2) A. was able to mobilize her pseudopodia giving them the appropriate message to approach this pigment and engulf it.
3) With a certain delay which was obviously necessary to process the information related to the characteristic of the foreign body and the realization that it is indigestible follows another set of messages and the pigment was eliminated.

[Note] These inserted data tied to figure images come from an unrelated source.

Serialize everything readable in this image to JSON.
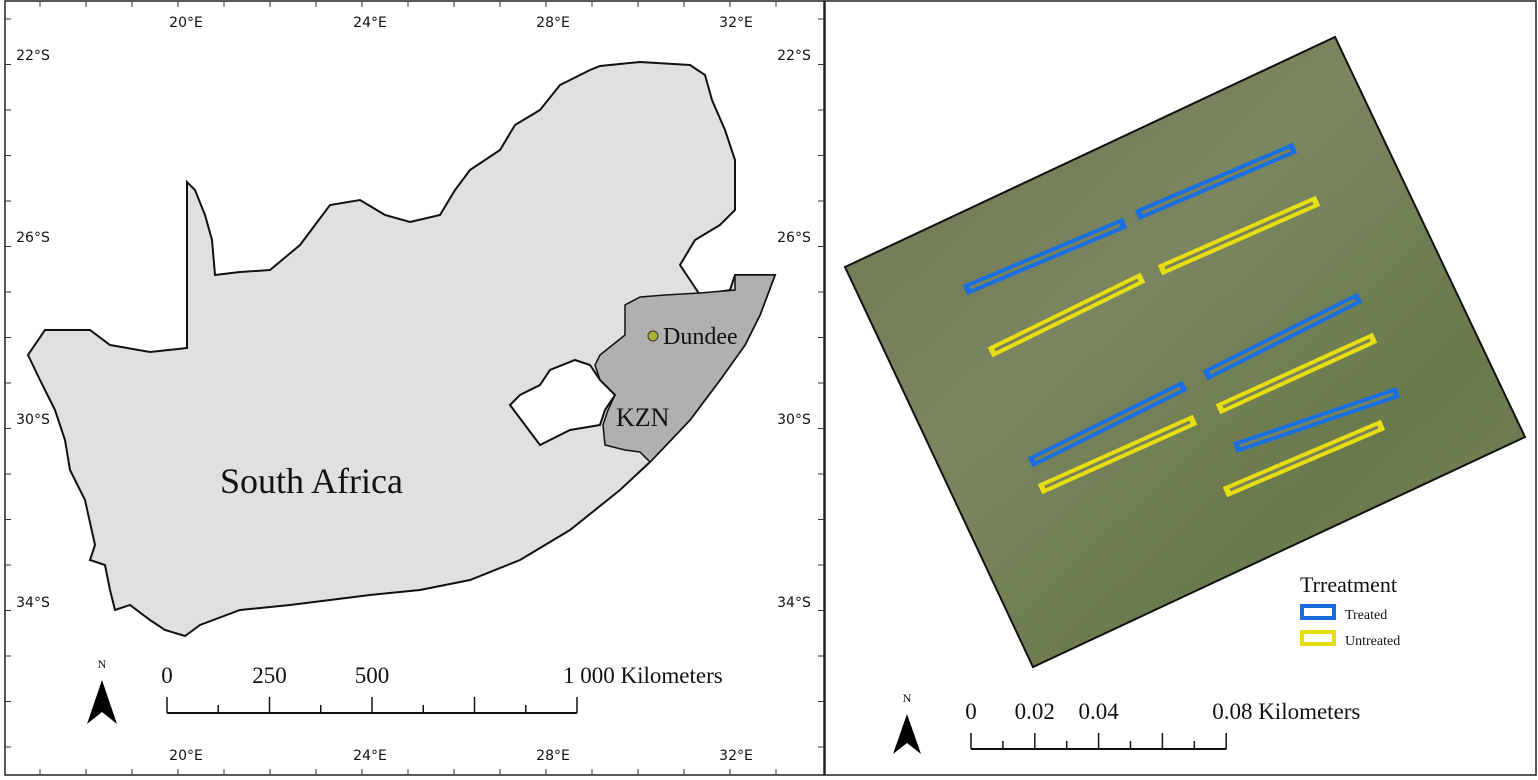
{
  "left_map": {
    "lon_labels": [
      "20°E",
      "24°E",
      "28°E",
      "32°E"
    ],
    "lat_labels": [
      "22°S",
      "26°S",
      "30°S",
      "34°S"
    ],
    "country_label": "South Africa",
    "province_label": "KZN",
    "town_label": "Dundee",
    "north": "N",
    "scale_labels": [
      "0",
      "250",
      "500",
      "1 000 Kilometers"
    ]
  },
  "right_map": {
    "legend": {
      "title": "Trreatment",
      "items": [
        "Treated",
        "Untreated"
      ]
    },
    "north": "N",
    "scale_labels": [
      "0",
      "0.02",
      "0.04",
      "0.08 Kilometers"
    ]
  }
}
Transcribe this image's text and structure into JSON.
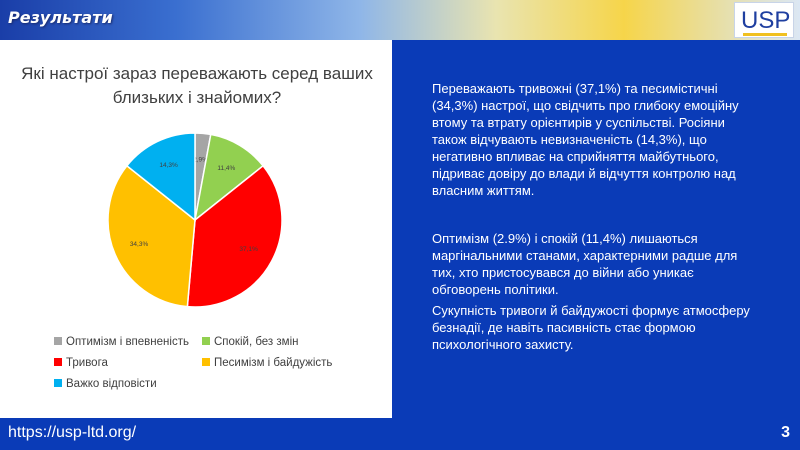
{
  "header": {
    "title": "Результати",
    "logo": "USP"
  },
  "chart_data": {
    "type": "pie",
    "title": "Які настрої зараз переважають серед ваших близьких і знайомих?",
    "categories": [
      "Оптимізм і впевненість",
      "Спокій, без змін",
      "Тривога",
      "Песимізм і байдужість",
      "Важко відповісти"
    ],
    "values": [
      2.9,
      11.4,
      37.1,
      34.3,
      14.3
    ],
    "labels": [
      "2,9%",
      "11,4%",
      "37,1%",
      "34,3%",
      "14,3%"
    ],
    "colors": [
      "#a5a5a5",
      "#92d050",
      "#ff0000",
      "#ffc000",
      "#00b0f0"
    ],
    "legend": "bottom"
  },
  "text": {
    "p1": "Переважають тривожні (37,1%) та песимістичні (34,3%) настрої, що свідчить про глибоку емоційну втому та втрату орієнтирів у суспільстві. Росіяни також відчувають невизначеність (14,3%), що негативно впливає на сприйняття майбутнього, підриває довіру до влади й відчуття контролю над власним життям.",
    "p2": "Оптимізм (2.9%) і спокій (11,4%) лишаються маргінальними станами, характерними радше для тих, хто пристосувався до війни або уникає обговорень політики.",
    "p3": "Сукупність тривоги й байдужості формує атмосферу безнадії, де навіть пасивність стає формою психологічного захисту."
  },
  "footer": {
    "url": "https://usp-ltd.org/",
    "page": "3"
  }
}
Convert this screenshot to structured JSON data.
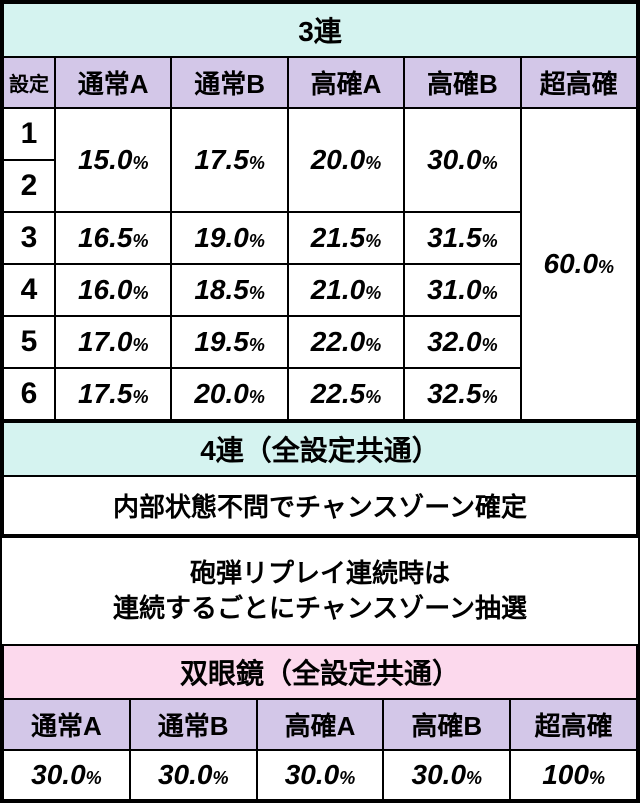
{
  "colors": {
    "header_cyan": "#d5f3f0",
    "header_purple": "#d3c7e8",
    "header_pink": "#fcd9ed",
    "border": "#000000",
    "background": "#ffffff",
    "text": "#000000"
  },
  "typography": {
    "header_fontsize": 28,
    "colhdr_fontsize": 26,
    "settei_fontsize": 30,
    "value_num_fontsize": 28,
    "value_pct_fontsize": 18,
    "note_fontsize": 26,
    "font_weight": "800",
    "value_style": "italic"
  },
  "section1": {
    "title": "3連",
    "settei_label": "設定",
    "columns": [
      "通常A",
      "通常B",
      "高確A",
      "高確B",
      "超高確"
    ],
    "rows": [
      {
        "settei": "1",
        "vals": [
          "15.0",
          "17.5",
          "20.0",
          "30.0"
        ],
        "merge_down": true
      },
      {
        "settei": "2"
      },
      {
        "settei": "3",
        "vals": [
          "16.5",
          "19.0",
          "21.5",
          "31.5"
        ]
      },
      {
        "settei": "4",
        "vals": [
          "16.0",
          "18.5",
          "21.0",
          "31.0"
        ]
      },
      {
        "settei": "5",
        "vals": [
          "17.0",
          "19.5",
          "22.0",
          "32.0"
        ]
      },
      {
        "settei": "6",
        "vals": [
          "17.5",
          "20.0",
          "22.5",
          "32.5"
        ]
      }
    ],
    "last_col_merged": "60.0",
    "pct": "%"
  },
  "section2": {
    "title": "4連（全設定共通）",
    "note": "内部状態不問でチャンスゾーン確定"
  },
  "free_note": {
    "line1": "砲弾リプレイ連続時は",
    "line2": "連続するごとにチャンスゾーン抽選"
  },
  "section3": {
    "title": "双眼鏡（全設定共通）",
    "columns": [
      "通常A",
      "通常B",
      "高確A",
      "高確B",
      "超高確"
    ],
    "vals": [
      "30.0",
      "30.0",
      "30.0",
      "30.0",
      "100"
    ],
    "pct": "%"
  }
}
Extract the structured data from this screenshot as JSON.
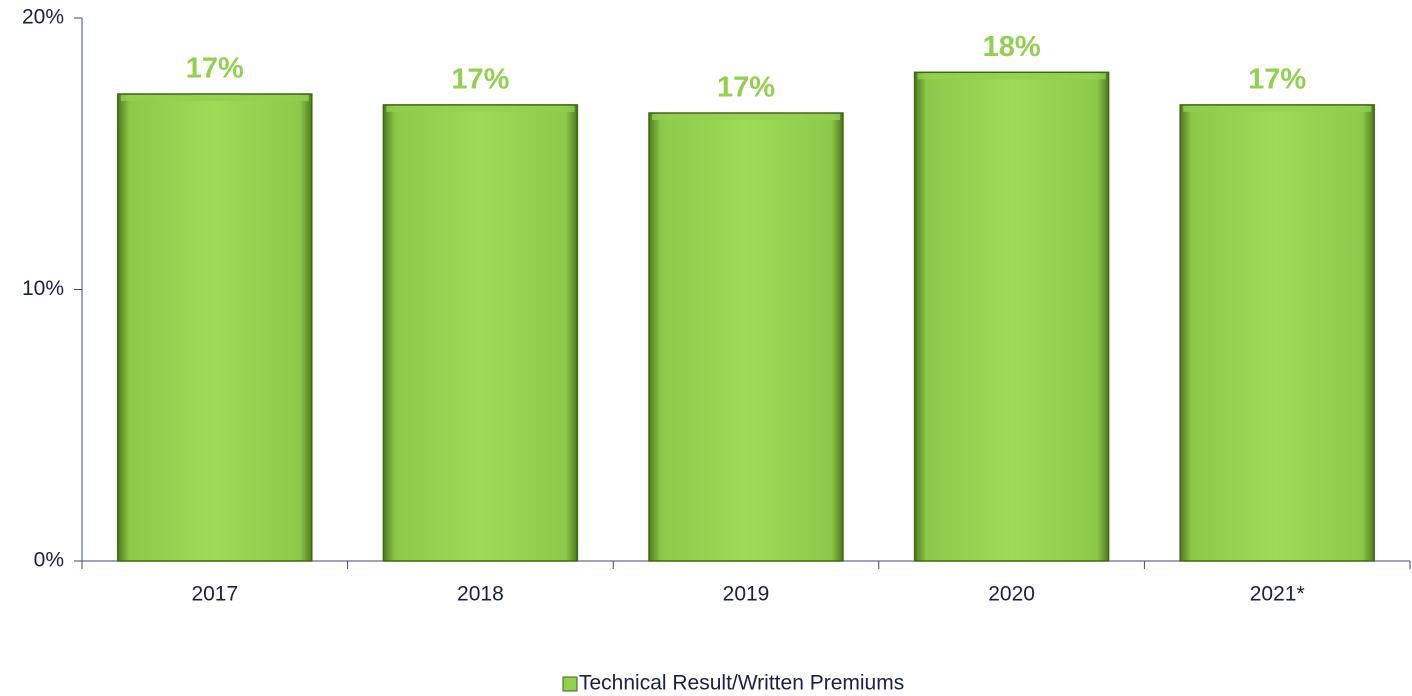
{
  "chart_data": {
    "type": "bar",
    "categories": [
      "2017",
      "2018",
      "2019",
      "2020",
      "2021*"
    ],
    "series": [
      {
        "name": "Technical Result/Written Premiums",
        "color": "#92d050",
        "values": [
          17.2,
          16.8,
          16.5,
          18.0,
          16.8
        ],
        "value_labels": [
          "17%",
          "17%",
          "17%",
          "18%",
          "17%"
        ]
      }
    ],
    "ylim": [
      0,
      20
    ],
    "yticks": [
      {
        "value": 0,
        "label": "0%"
      },
      {
        "value": 10,
        "label": "10%"
      },
      {
        "value": 20,
        "label": "20%"
      }
    ],
    "legend": "bottom"
  }
}
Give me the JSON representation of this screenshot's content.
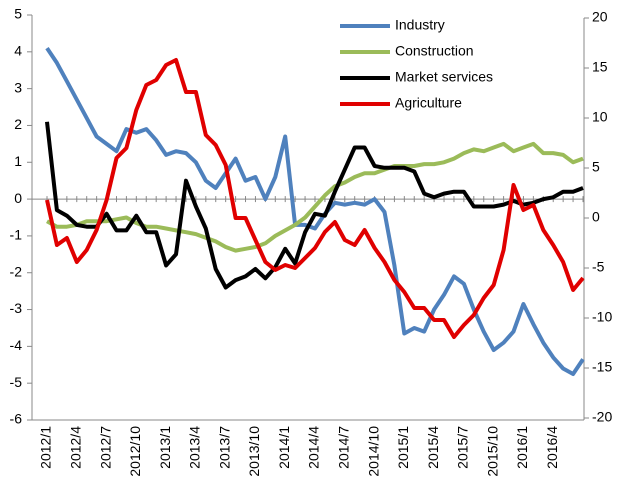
{
  "chart_data": {
    "type": "line",
    "categories": [
      "2012/1",
      null,
      null,
      "2012/4",
      null,
      null,
      "2012/7",
      null,
      null,
      "2012/10",
      null,
      null,
      "2013/1",
      null,
      null,
      "2013/4",
      null,
      null,
      "2013/7",
      null,
      null,
      "2013/10",
      null,
      null,
      "2014/1",
      null,
      null,
      "2014/4",
      null,
      null,
      "2014/7",
      null,
      null,
      "2014/10",
      null,
      null,
      "2015/1",
      null,
      null,
      "2015/4",
      null,
      null,
      "2015/7",
      null,
      null,
      "2015/10",
      null,
      null,
      "2016/1",
      null,
      null,
      "2016/4",
      null,
      null,
      null
    ],
    "series": [
      {
        "name": "Industry",
        "color": "#4f81bd",
        "axis": "y",
        "values": [
          4.1,
          3.7,
          3.2,
          2.7,
          2.2,
          1.7,
          1.5,
          1.3,
          1.9,
          1.8,
          1.9,
          1.6,
          1.2,
          1.3,
          1.25,
          1.0,
          0.5,
          0.3,
          0.7,
          1.1,
          0.5,
          0.6,
          0.0,
          0.6,
          1.7,
          -0.7,
          -0.7,
          -0.8,
          -0.4,
          -0.1,
          -0.15,
          -0.1,
          -0.15,
          0.0,
          -0.35,
          -1.8,
          -3.65,
          -3.5,
          -3.6,
          -3.0,
          -2.6,
          -2.1,
          -2.3,
          -3.0,
          -3.6,
          -4.1,
          -3.9,
          -3.6,
          -2.85,
          -3.4,
          -3.9,
          -4.3,
          -4.6,
          -4.75,
          -4.35
        ]
      },
      {
        "name": "Construction",
        "color": "#9bbb59",
        "axis": "y",
        "values": [
          -0.6,
          -0.75,
          -0.75,
          -0.7,
          -0.6,
          -0.6,
          -0.6,
          -0.55,
          -0.5,
          -0.65,
          -0.75,
          -0.75,
          -0.8,
          -0.85,
          -0.9,
          -0.95,
          -1.05,
          -1.15,
          -1.3,
          -1.4,
          -1.35,
          -1.3,
          -1.2,
          -1.0,
          -0.85,
          -0.7,
          -0.5,
          -0.2,
          0.1,
          0.35,
          0.45,
          0.6,
          0.7,
          0.7,
          0.8,
          0.9,
          0.9,
          0.9,
          0.95,
          0.95,
          1.0,
          1.1,
          1.25,
          1.35,
          1.3,
          1.4,
          1.5,
          1.3,
          1.4,
          1.5,
          1.25,
          1.25,
          1.2,
          1.0,
          1.1
        ]
      },
      {
        "name": "Market services",
        "color": "#000000",
        "axis": "y",
        "values": [
          2.1,
          -0.3,
          -0.45,
          -0.7,
          -0.75,
          -0.75,
          -0.4,
          -0.85,
          -0.85,
          -0.45,
          -0.9,
          -0.9,
          -1.8,
          -1.5,
          0.5,
          -0.2,
          -0.8,
          -1.9,
          -2.4,
          -2.2,
          -2.1,
          -1.9,
          -2.15,
          -1.85,
          -1.35,
          -1.75,
          -0.9,
          -0.4,
          -0.45,
          0.2,
          0.8,
          1.4,
          1.4,
          0.9,
          0.85,
          0.85,
          0.85,
          0.75,
          0.15,
          0.05,
          0.15,
          0.2,
          0.2,
          -0.2,
          -0.2,
          -0.2,
          -0.15,
          -0.05,
          -0.15,
          -0.1,
          0.0,
          0.05,
          0.2,
          0.2,
          0.3
        ]
      },
      {
        "name": "Agriculture",
        "color": "#e00000",
        "axis": "y2",
        "values": [
          1.8,
          -2.7,
          -2.0,
          -4.4,
          -3.2,
          -1.2,
          1.8,
          6,
          7,
          10.8,
          13.3,
          13.8,
          15.3,
          15.8,
          12.6,
          12.6,
          8.3,
          7.3,
          5.3,
          0,
          0,
          -2.2,
          -4.4,
          -5.2,
          -4.7,
          -5,
          -4,
          -3,
          -1.4,
          -0.4,
          -2.2,
          -2.7,
          -1.2,
          -3,
          -4.4,
          -6.2,
          -7.4,
          -9,
          -9,
          -10.2,
          -10.2,
          -11.9,
          -10.7,
          -9.7,
          -8,
          -6.7,
          -3.2,
          3.3,
          0.8,
          1.3,
          -1.2,
          -2.7,
          -4.4,
          -7.2,
          -6.0
        ]
      }
    ],
    "ylim": [
      -6,
      5
    ],
    "yticks": [
      -6,
      -5,
      -4,
      -3,
      -2,
      -1,
      0,
      1,
      2,
      3,
      4,
      5
    ],
    "y2lim": [
      -20,
      20
    ],
    "y2ticks": [
      -20,
      -15,
      -10,
      -5,
      0,
      5,
      10,
      15,
      20
    ],
    "legend": "top-right"
  }
}
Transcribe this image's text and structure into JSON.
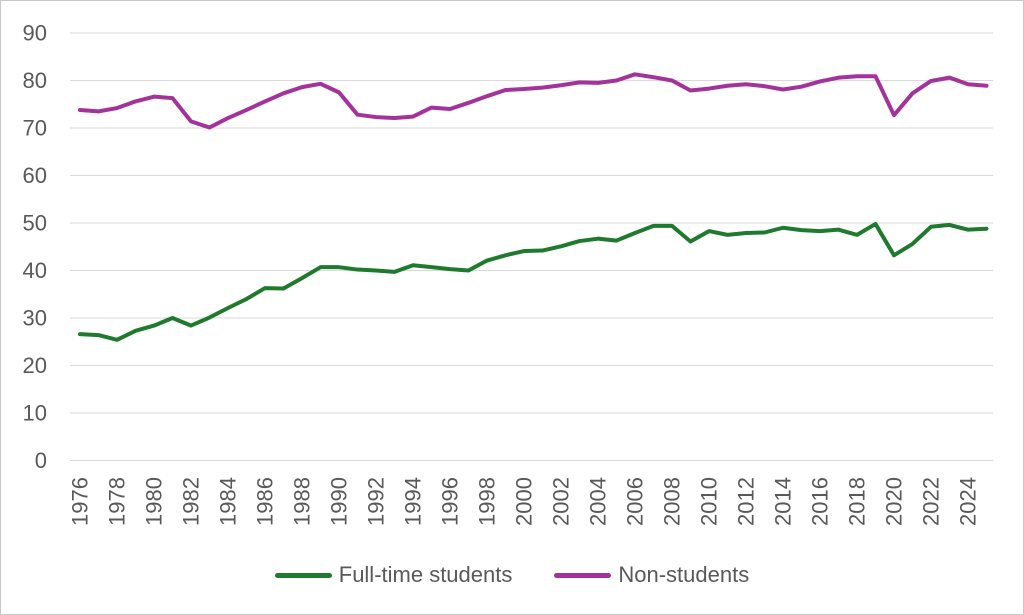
{
  "chart_data": {
    "type": "line",
    "title": "",
    "xlabel": "",
    "ylabel": "",
    "ylim": [
      0,
      90
    ],
    "yticks": [
      90,
      80,
      70,
      60,
      50,
      40,
      30,
      20,
      10,
      0
    ],
    "grid": "horizontal",
    "legend_position": "bottom-center",
    "colors": {
      "axis_text": "#595959",
      "gridline": "#d9d9d9",
      "frame_border": "#c9c9c9",
      "background": "#ffffff"
    },
    "x_years": [
      1976,
      1977,
      1978,
      1979,
      1980,
      1981,
      1982,
      1983,
      1984,
      1985,
      1986,
      1987,
      1988,
      1989,
      1990,
      1991,
      1992,
      1993,
      1994,
      1995,
      1996,
      1997,
      1998,
      1999,
      2000,
      2001,
      2002,
      2003,
      2004,
      2005,
      2006,
      2007,
      2008,
      2009,
      2010,
      2011,
      2012,
      2013,
      2014,
      2015,
      2016,
      2017,
      2018,
      2019,
      2020,
      2021,
      2022,
      2023,
      2024,
      2025
    ],
    "xtick_labels": [
      "1976",
      "1978",
      "1980",
      "1982",
      "1984",
      "1986",
      "1988",
      "1990",
      "1992",
      "1994",
      "1996",
      "1998",
      "2000",
      "2002",
      "2004",
      "2006",
      "2008",
      "2010",
      "2012",
      "2014",
      "2016",
      "2018",
      "2020",
      "2022",
      "2024"
    ],
    "series": [
      {
        "name": "Full-time students",
        "color": "#1f7a2e",
        "values": [
          26.6,
          26.4,
          25.4,
          27.3,
          28.4,
          30.0,
          28.4,
          30.1,
          32.1,
          34.0,
          36.3,
          36.2,
          38.4,
          40.7,
          40.7,
          40.2,
          40.0,
          39.7,
          41.1,
          40.7,
          40.3,
          40.0,
          42.1,
          43.2,
          44.1,
          44.2,
          45.1,
          46.2,
          46.7,
          46.3,
          47.9,
          49.4,
          49.4,
          46.1,
          48.3,
          47.5,
          47.9,
          48.0,
          49.0,
          48.5,
          48.3,
          48.6,
          47.5,
          49.8,
          43.2,
          45.6,
          49.2,
          49.6,
          48.6,
          48.8
        ]
      },
      {
        "name": "Non-students",
        "color": "#a3329b",
        "values": [
          73.8,
          73.5,
          74.2,
          75.6,
          76.6,
          76.3,
          71.4,
          70.1,
          72.1,
          73.8,
          75.6,
          77.3,
          78.6,
          79.3,
          77.5,
          72.8,
          72.3,
          72.1,
          72.4,
          74.3,
          74.0,
          75.3,
          76.7,
          78.0,
          78.2,
          78.5,
          79.0,
          79.6,
          79.5,
          80.0,
          81.3,
          80.7,
          80.0,
          77.9,
          78.3,
          78.9,
          79.2,
          78.8,
          78.1,
          78.7,
          79.8,
          80.6,
          80.9,
          80.9,
          72.7,
          77.3,
          79.9,
          80.6,
          79.2,
          78.9
        ]
      }
    ]
  }
}
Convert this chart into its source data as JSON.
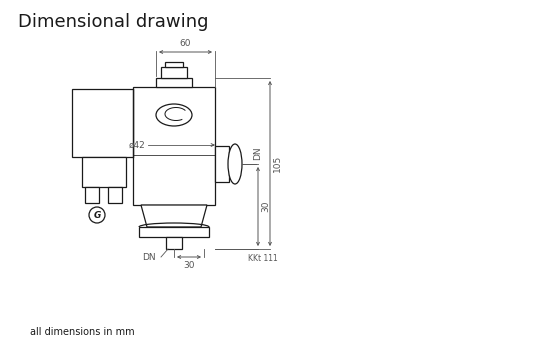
{
  "title": "Dimensional drawing",
  "subtitle": "all dimensions in mm",
  "part_number": "KKt 111",
  "dim_60": "60",
  "dim_42": "ø42",
  "dim_105": "105",
  "dim_30_right": "30",
  "dim_30_bottom": "30",
  "dim_DN_right": "DN",
  "dim_DN_bottom": "DN",
  "bg_color": "#ffffff",
  "line_color": "#1a1a1a",
  "dim_color": "#555555",
  "title_fontsize": 13,
  "subtitle_fontsize": 7,
  "dim_fontsize": 6.5
}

Recently, it has become clear that simple bacteria can exhibit rich behavior, have internal degrees of freedom, informational capabilities, and freedom to respond by altering itself and others via emission of signals in a self-regulated manner.... Each bacterium is, by itself, a biotic autonomous system, having a certain freedom to select its response to the biochemical messages it receives, including self-alteration, self-plasticity, and decision making, permitting purposeful alteration of its behavior.... Bacteria are able to reverse the spontaneous course of entropy increase and convert high-entropy inorganic substances into low-entropy life-sustaining molecules. Similarly, di Primio, Müller, and Lengeler ... have demonstrated that bacteria and other unicellular organisms are autonomous and social beings showing cognition in the forms of association, remembering, forgetting, learning, etc., activities that are found in all living organisms.The passage immediately above is from "Fundamental Complexity Measures of Life," by Attila Grandpierre, which appeared in Sechbach & Gordon's Divine Action and Natural Selection: Science, Faith and Evolution. Dr. Grandpierre is an astrophysicist with the Konkoly Observatory of the Hungarian Academy of Science, Budapest, with a profound interest in theoretical biology.
Have run on long by now, so must close. But one final point: It seems very clear to me that life and consciousness go hand-in-hand. If the "hard sciences" or even the squishy soft ones, like Darwin's evolutionary theory cannot deal with that, then clearly, they are, as you say djf, "TOTALLY INSUFFICIENT."
Thank you ever so much for your outstanding insights!
Hmmm...
Are trees, paramecia, bacteria, and viruses "alive"?
Perhaps "It seems very clear to me that sentient life and consciousness go hand-in-hand."?